Wednesday, March 30, 2005

sleep late, dream more

i'm deciding to heed these words of advice that were inscribed onto a piece of tinfoil. dove chocolates has these fortune cookie type sayings on each of their wrappers...and i typically ignore them. i mean, who really wants to bathe in chocolate? thats just gross. but sleeping late and dreaming more, now i can finally apply that to myself.

of course, if you know me, sleeping late is an oppourtunity that does not present itself to me very often. i knock all of my classes out before noon...for the most part. as a result, i am up and out of bed by 7 or 8 am every school day. but tomorrow, i have fortunately been blessed with the gift of sleep. my drawing professor decided to cancel class, since he already used subs all last week and will be gone again tomorrow. finally. since this is a three hour class, that means i really don't have any reason to get out of bed until 11. holy cow. i don't think i could possibly sleep that late...but the sound of it is so wonderful...i'm already feeling rested.

as for dreaming, i register for classes tomorrow. i don't even know what classes i'm taking. so, i'm hoping God will may be reveal something to me in regards to what i should take. it would also be nice if He revealed to me what i should do with the rest of my life...but lets not push it. i really wish i had a career goal. goals, i can reach. i'm really good at going after things. but wandering aimlessly in search of something, not so good. all i know i want to do is something creative...and creativity is quite broad. so, hopefully in my extra three hours of sleep, i'll dream about my future...because its quickly galloping toward reality.

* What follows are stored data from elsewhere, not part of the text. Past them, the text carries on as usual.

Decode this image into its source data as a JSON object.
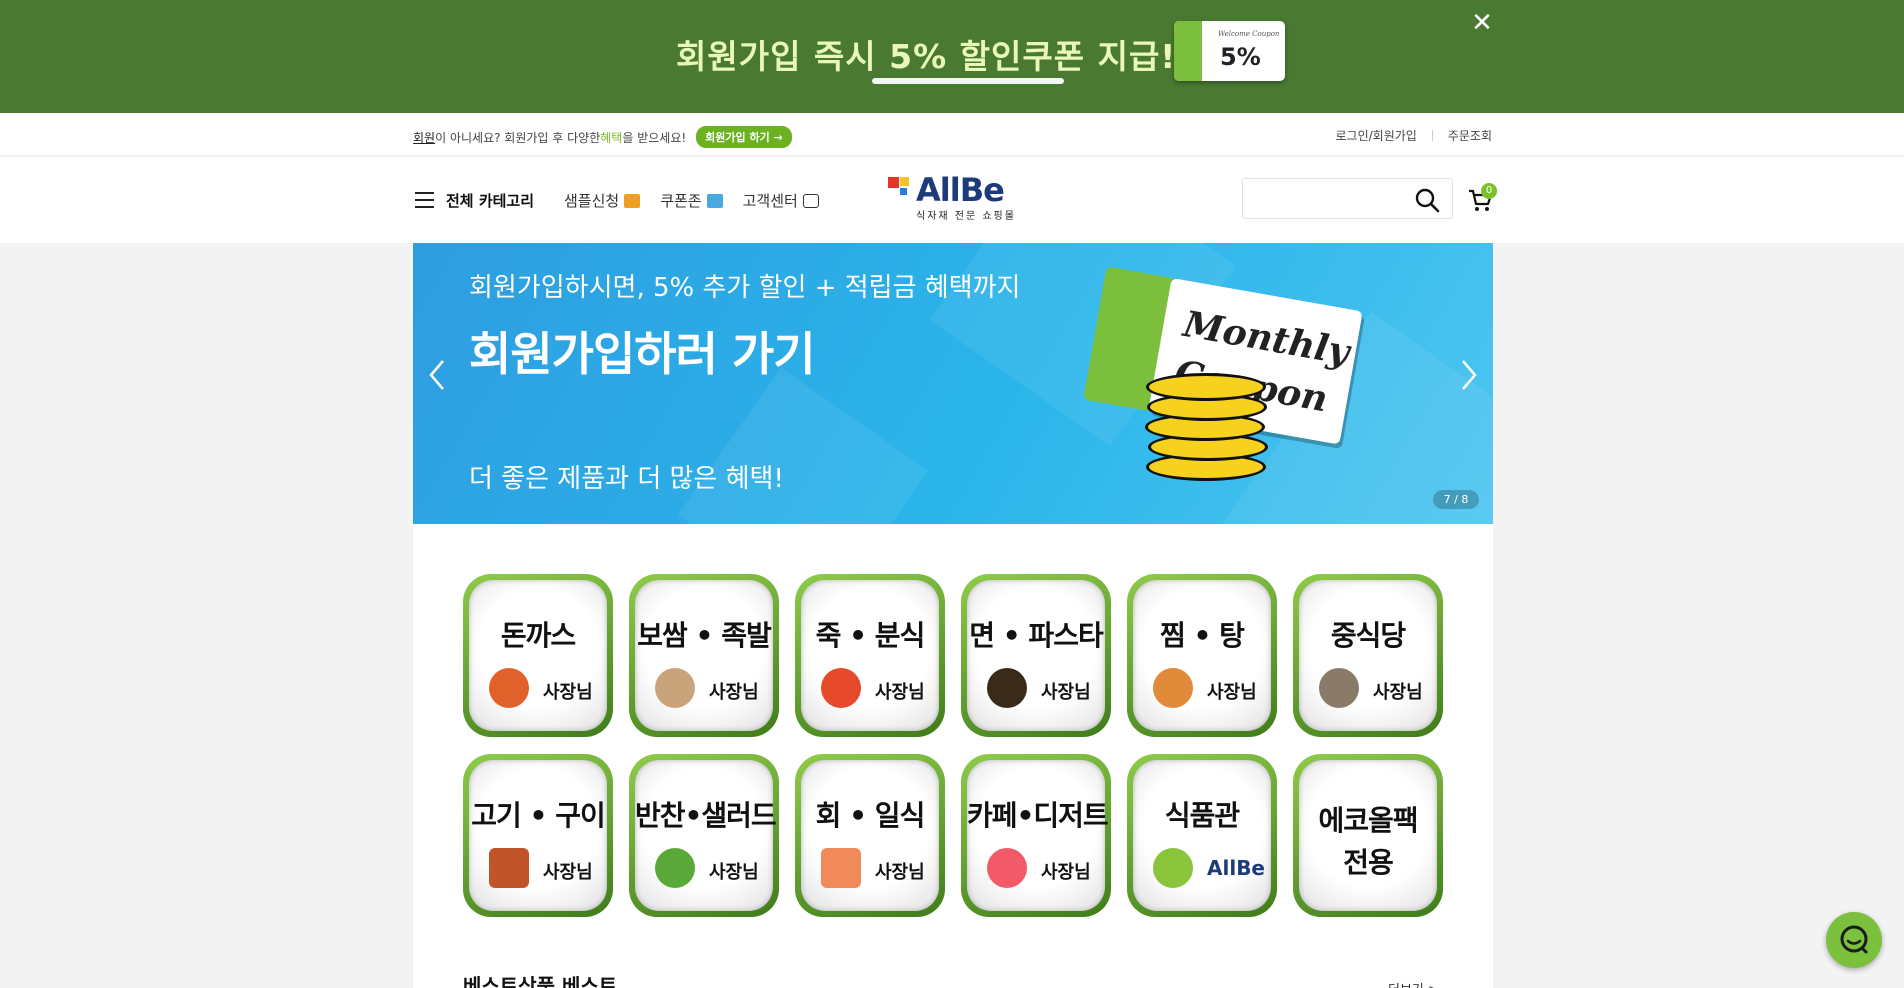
{
  "promo": {
    "text": "회원가입 즉시 5% 할인쿠폰 지급!!!",
    "coupon_small": "Welcome Coupon",
    "coupon_value": "5%",
    "close_icon": "close-icon"
  },
  "util_bar": {
    "member_word": "회원",
    "notice_mid": "이 아니세요? 회원가입 후 다양한 ",
    "benefit_word": "혜택",
    "notice_end": "을 받으세요!",
    "join_button": "회원가입 하기 →",
    "login_link": "로그인/회원가입",
    "order_link": "주문조회"
  },
  "header": {
    "all_categories": "전체 카테고리",
    "nav": [
      {
        "label": "샘플신청",
        "icon": "gift-icon"
      },
      {
        "label": "쿠폰존",
        "icon": "ticket-icon"
      },
      {
        "label": "고객센터",
        "icon": "chat-bubble-icon"
      }
    ],
    "logo_text": "AllBe",
    "logo_tagline": "식자재 전문 쇼핑몰",
    "search_placeholder": "",
    "cart_count": "0"
  },
  "hero": {
    "subtitle": "회원가입하시면, 5% 추가 할인 + 적립금 혜택까지",
    "title": "회원가입하러 가기",
    "bottom": "더 좋은 제품과 더 많은 혜택!",
    "coupon_line1": "Monthly",
    "coupon_line2": "Coupon",
    "counter": "7 / 8",
    "colors": {
      "bg": "#2ab5ea",
      "coupon_stub": "#7cbf3d",
      "coin": "#f6d21e"
    }
  },
  "categories": [
    {
      "title": "돈까스",
      "sub": "사장님",
      "food_color": "#e0622a"
    },
    {
      "title": "보쌈 • 족발",
      "sub": "사장님",
      "food_color": "#c9a47a"
    },
    {
      "title": "죽 • 분식",
      "sub": "사장님",
      "food_color": "#e64a2a"
    },
    {
      "title": "면 • 파스타",
      "sub": "사장님",
      "food_color": "#3a2a1a"
    },
    {
      "title": "찜 • 탕",
      "sub": "사장님",
      "food_color": "#e08a3a"
    },
    {
      "title": "중식당",
      "sub": "사장님",
      "food_color": "#8a7a6a"
    },
    {
      "title": "고기 • 구이",
      "sub": "사장님",
      "food_color": "#c0552a"
    },
    {
      "title": "반찬•샐러드",
      "sub": "사장님",
      "food_color": "#5aa83a"
    },
    {
      "title": "회 • 일식",
      "sub": "사장님",
      "food_color": "#f08a5a"
    },
    {
      "title": "카페•디저트",
      "sub": "사장님",
      "food_color": "#f25a6a"
    },
    {
      "title": "식품관",
      "sub": "AllBe",
      "food_color": "#8ac43a"
    },
    {
      "title_line1": "에코올팩",
      "title_line2": "전용"
    }
  ],
  "section": {
    "title": "베스트상품 베스트",
    "more": "더보기 >"
  },
  "colors": {
    "brand_green": "#4a7a32",
    "accent_green": "#6cb11f",
    "brand_blue": "#1c3b7a"
  }
}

speaking of dreams, they're quite strange. for the past few nights, random people who i haven't seen in forever are popping up in my dreams. they're static characters, but still, they're there. and then, theres those people that you know is someone, but looks nothing like them. or you're somewhere where you call your house, but it is nowhere you've been before. or something morphs from one thing to another....like a dog becomes a horse, and then a talking parrot...yet its still the same thing. maybe i'm not making sense, but you'd have to agree, dreams are so random sometimes.

some people believe that all dreams have some kind of meaning. it makes me laugh every time i think about it because of what my old youth pastor once said. this topic came up and he said "i dreamed about babies surfing in my closet...you can't convince me that means anything." maybe its one of those things where you had to be there or the way he said it. but i'd have to agree...some things are just too random to have any meaning.